Светлый фон

Тереби выполз с автоматом из укрытия.

– Эй, Грязный Дэ-Ка! – шепотом позвал он. Де Канцов обратил на него ноль внимания.

– Фриппи, раздолбай, ты слышишь меня? – снова крикнул он в переговорное устройство и стал ждать ответа.

В ответ он услышал пение, и совсем не по случаю – про райские колокола и безграничную любовь к Господу Иисусу.

– Фриппи, черепашья башка хренова, чего это ты про свое хреново Рождество там затянул?

Пение прервалось.

– Молитва и терпение, Дьякон. Иерусалим не в один день строился.

Де Канцов выключил радио, прекратив ругань в эфире. Только теперь он обратился к Тереби, который занимался соскребыванием штукатурки с потолка.

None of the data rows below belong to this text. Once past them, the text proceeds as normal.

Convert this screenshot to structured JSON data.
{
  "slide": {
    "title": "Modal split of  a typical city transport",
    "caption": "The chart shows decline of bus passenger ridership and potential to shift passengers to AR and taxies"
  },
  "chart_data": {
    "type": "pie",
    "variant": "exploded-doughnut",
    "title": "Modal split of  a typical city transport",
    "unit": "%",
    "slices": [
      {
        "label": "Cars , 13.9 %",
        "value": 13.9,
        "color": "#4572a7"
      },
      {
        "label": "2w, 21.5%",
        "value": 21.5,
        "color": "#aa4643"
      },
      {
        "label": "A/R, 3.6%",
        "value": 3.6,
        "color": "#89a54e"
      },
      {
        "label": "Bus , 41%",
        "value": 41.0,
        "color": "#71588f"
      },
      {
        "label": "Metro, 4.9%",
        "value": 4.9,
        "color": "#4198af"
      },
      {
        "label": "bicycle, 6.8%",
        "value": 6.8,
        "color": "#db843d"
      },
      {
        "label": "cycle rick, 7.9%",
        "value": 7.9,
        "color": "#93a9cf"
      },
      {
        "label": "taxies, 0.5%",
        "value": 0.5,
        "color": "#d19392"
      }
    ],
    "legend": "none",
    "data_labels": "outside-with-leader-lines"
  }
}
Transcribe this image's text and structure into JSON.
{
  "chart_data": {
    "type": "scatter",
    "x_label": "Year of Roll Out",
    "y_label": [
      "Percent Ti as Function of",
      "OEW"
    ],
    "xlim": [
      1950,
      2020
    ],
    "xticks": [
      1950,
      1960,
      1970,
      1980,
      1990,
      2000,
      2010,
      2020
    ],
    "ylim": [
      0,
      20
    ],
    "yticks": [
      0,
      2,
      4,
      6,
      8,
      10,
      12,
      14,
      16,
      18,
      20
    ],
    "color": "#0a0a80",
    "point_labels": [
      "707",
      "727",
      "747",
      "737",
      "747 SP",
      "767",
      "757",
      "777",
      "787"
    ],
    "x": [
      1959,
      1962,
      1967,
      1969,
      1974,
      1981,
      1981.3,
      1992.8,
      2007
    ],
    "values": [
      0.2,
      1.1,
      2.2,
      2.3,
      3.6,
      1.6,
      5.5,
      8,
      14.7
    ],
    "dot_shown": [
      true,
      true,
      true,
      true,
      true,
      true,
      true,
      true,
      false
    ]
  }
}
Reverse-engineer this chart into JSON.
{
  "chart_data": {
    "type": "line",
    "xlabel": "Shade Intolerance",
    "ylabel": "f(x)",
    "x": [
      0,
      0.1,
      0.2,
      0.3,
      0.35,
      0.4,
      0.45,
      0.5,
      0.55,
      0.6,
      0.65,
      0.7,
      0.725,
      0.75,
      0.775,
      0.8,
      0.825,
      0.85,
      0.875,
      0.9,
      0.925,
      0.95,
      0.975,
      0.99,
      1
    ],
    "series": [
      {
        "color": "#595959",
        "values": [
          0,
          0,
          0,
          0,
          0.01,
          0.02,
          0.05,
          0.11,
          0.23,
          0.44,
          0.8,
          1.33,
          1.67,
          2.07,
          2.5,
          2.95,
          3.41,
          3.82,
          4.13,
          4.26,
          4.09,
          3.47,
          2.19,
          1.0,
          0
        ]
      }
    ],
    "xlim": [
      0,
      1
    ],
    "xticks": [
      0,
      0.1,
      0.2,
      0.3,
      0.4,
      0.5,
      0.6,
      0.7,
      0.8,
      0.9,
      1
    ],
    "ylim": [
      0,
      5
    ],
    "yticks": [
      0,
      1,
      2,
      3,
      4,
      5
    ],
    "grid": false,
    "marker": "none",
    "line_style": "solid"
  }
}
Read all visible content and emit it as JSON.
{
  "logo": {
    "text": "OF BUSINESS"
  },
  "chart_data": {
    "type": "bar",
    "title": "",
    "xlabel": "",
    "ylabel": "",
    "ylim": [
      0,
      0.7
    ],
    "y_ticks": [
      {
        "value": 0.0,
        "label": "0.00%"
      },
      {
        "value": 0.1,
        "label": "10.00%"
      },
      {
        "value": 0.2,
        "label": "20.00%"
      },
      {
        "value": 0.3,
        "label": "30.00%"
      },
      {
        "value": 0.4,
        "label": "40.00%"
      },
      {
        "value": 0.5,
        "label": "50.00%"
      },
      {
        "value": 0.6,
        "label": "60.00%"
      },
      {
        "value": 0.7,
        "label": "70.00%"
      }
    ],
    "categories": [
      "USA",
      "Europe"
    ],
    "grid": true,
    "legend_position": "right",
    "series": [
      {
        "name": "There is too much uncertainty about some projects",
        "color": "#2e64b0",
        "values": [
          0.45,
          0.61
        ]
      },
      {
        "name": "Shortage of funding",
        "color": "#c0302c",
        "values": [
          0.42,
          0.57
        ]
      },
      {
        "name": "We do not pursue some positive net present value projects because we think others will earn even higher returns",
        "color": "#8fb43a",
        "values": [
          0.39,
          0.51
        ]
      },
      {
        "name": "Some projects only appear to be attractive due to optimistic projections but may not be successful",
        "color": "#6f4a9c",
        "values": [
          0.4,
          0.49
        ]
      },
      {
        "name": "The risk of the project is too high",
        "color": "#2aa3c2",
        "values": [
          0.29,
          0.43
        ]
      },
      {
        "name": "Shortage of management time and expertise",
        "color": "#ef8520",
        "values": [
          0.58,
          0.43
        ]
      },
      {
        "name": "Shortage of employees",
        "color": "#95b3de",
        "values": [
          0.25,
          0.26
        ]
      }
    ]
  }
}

Ты что, офонарел, Тереби? Какого хрена ты там делаешь? – прошептал он.

– Дэ-Ка, под штукатуркой – золото. Маленькие слитки, много.

– Иди ты!

– Вот тебе и «иди ты». И это все, что ты можешь сказать, да?

– А что тебе еще сказать? Можешь пить его, есть, – можешь спать с ним, можешь… Берри тебе знаешь что сделает?

– Дэ-Ка, но ведь…

Очередь из невидимого пулемета дошла до их здания, вышибив остатки того, что когда-то было окном. Де Канцов повернулся спиной к Тереби и включил свою мини-радиостанцию.

– Девять тире два дробь три. Точка. Эй, ты, Фрипп! Вы чего там с мамой Леной, козу, что ли, доите?

Три выстрела из миномета Еленина, наконец-то установленного, решили вопрос к полному удовлетворению де Канцова.

Сниман увидел, как на улицу вышло несколько буров с высоко поднятыми руками, кашляя от дыма и пыли. Фрипп вскочил и бросился к ним. С верхнего этажа посыпался град пуль, сдавшиеся моментально рассыпались, а голова Фриппа неестественно дернулась, когда четыре пули прошили его тело.

Тереби и де Канцов обрушили огонь на верхний этаж. Сниман видел, как Еленин выпрыгнул прямо на улицу и стал посылать снаряд за снарядом по окнам, едва успевая перезаряжать.